More importantly, as products become more customizable and more individualized, the low hanging fruit will begin to vanish. Product customization will breed complexity – consumers are going to have more and more choice. But with more choice, they will require more handholding and explanation. And without technology, this future will lead to most insurance advisors struggling to service their clients appropriately.

This additional complexity and choice will hold true for all individual insurance advisors as well. Anyone selling insurance will now need to deal with a lot more complexity. Instead of there being a few product choices, clients will have dozens. The goal of the advisor will be to not just procure the right insurance product for a client, but figure out what the right product is. And, today, the tools to help do that simply don’t exist.


Technology for Complexity

Technology is going to rapidly become necessary for combating complexity. First off, advisors will need technology that helps them deal with immense amounts of new product information that will be coming down the pipeline. Imagine a world where you sit in front of a prospect, fill out their information, needs, and specific wants on a tablet, and immediately have 3-4 products and quotes for spit back out to you? All of a sudden, every client is receiving customized, personalized, white glove service. And, as an advisor, you get to provide clients with amazing service, educate them on the intricacies of the different product offerings, and close them quickly and on the spot. What’s not to like?

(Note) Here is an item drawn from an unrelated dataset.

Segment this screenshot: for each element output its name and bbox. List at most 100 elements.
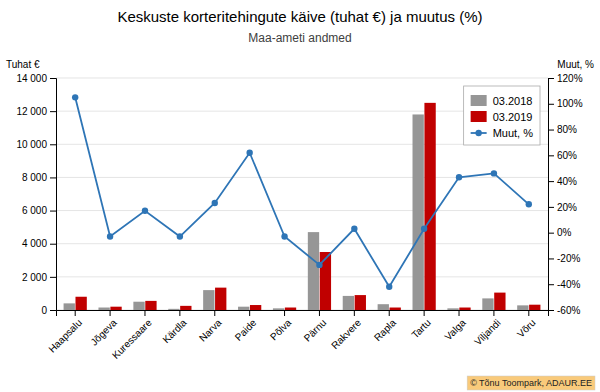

So what’s necessary for this sort of technology? Well, we need to merge the data layers between product and client. Today, the insurance carriers, MGAs, and TPAs control data about the product. They create or distribute the products, and are tasked with educating advisors on them. Whether they successfully do so is another topic for another time, but, suffice to say, if you have 10x as many products coming out in the next five years due to better data, advisors are going to be facing a far steeper learning curve. Meanwhile, advisors own the client data. They know who their clients are, what they like, what they want, and what they need. As long as these two data layers are separated, we are not going to see advisors succeeding.

The future of advisor enablement, then, involves merging these two data layers. It means that advisors collect client data which is directly sent to the carriers (or MGAs / TPAs), and advisors receive personalized product data in return. This would lead to all sorts of gains for clients, advisors and distributors. Clients will be able to receive better personalized coverage that fits their needs appropriately.

For advisors, the upsides are huge. First, you will be able to provide the exact right product for the right client. Moreover, intelligent recommendations will also help you upsell or cross-sell. If you have information about your client which, when pushed through the product data layer, suggests that your client is likely to purchased accidental death & dismemberment insurance, you are selling a product that may never have come up in the needs assessment conversation. You’re using big data to help guide clients towards products they need but don’t know they need!

Just as importantly, when you connect the data and product layer, future sales become easier to generate. Notifications from the product layer can alert you when clients should purchase a conversion product, or when a client has hit a certain milestone that means they may need a new product. Meanwhile, information brought in by the advisor about the client and provided to the product layer can generate a list of potential upsell opportunities. If you know your client just had his first child, now the product layer does and it can recommend the products clients similar to your client bought after having their first child.

Fundamentally, this is what we see as the future of the advisor. It ties into our concept of the bionic advisor. It is an advisor that will use technology to help automate and streamline the sales process, allowing him or her to focus on the hands-on relationship management of the business. In the future, advisors will be able to work with far more clients by doing far less back-office busywork.

What do you think? Are you ready for the future?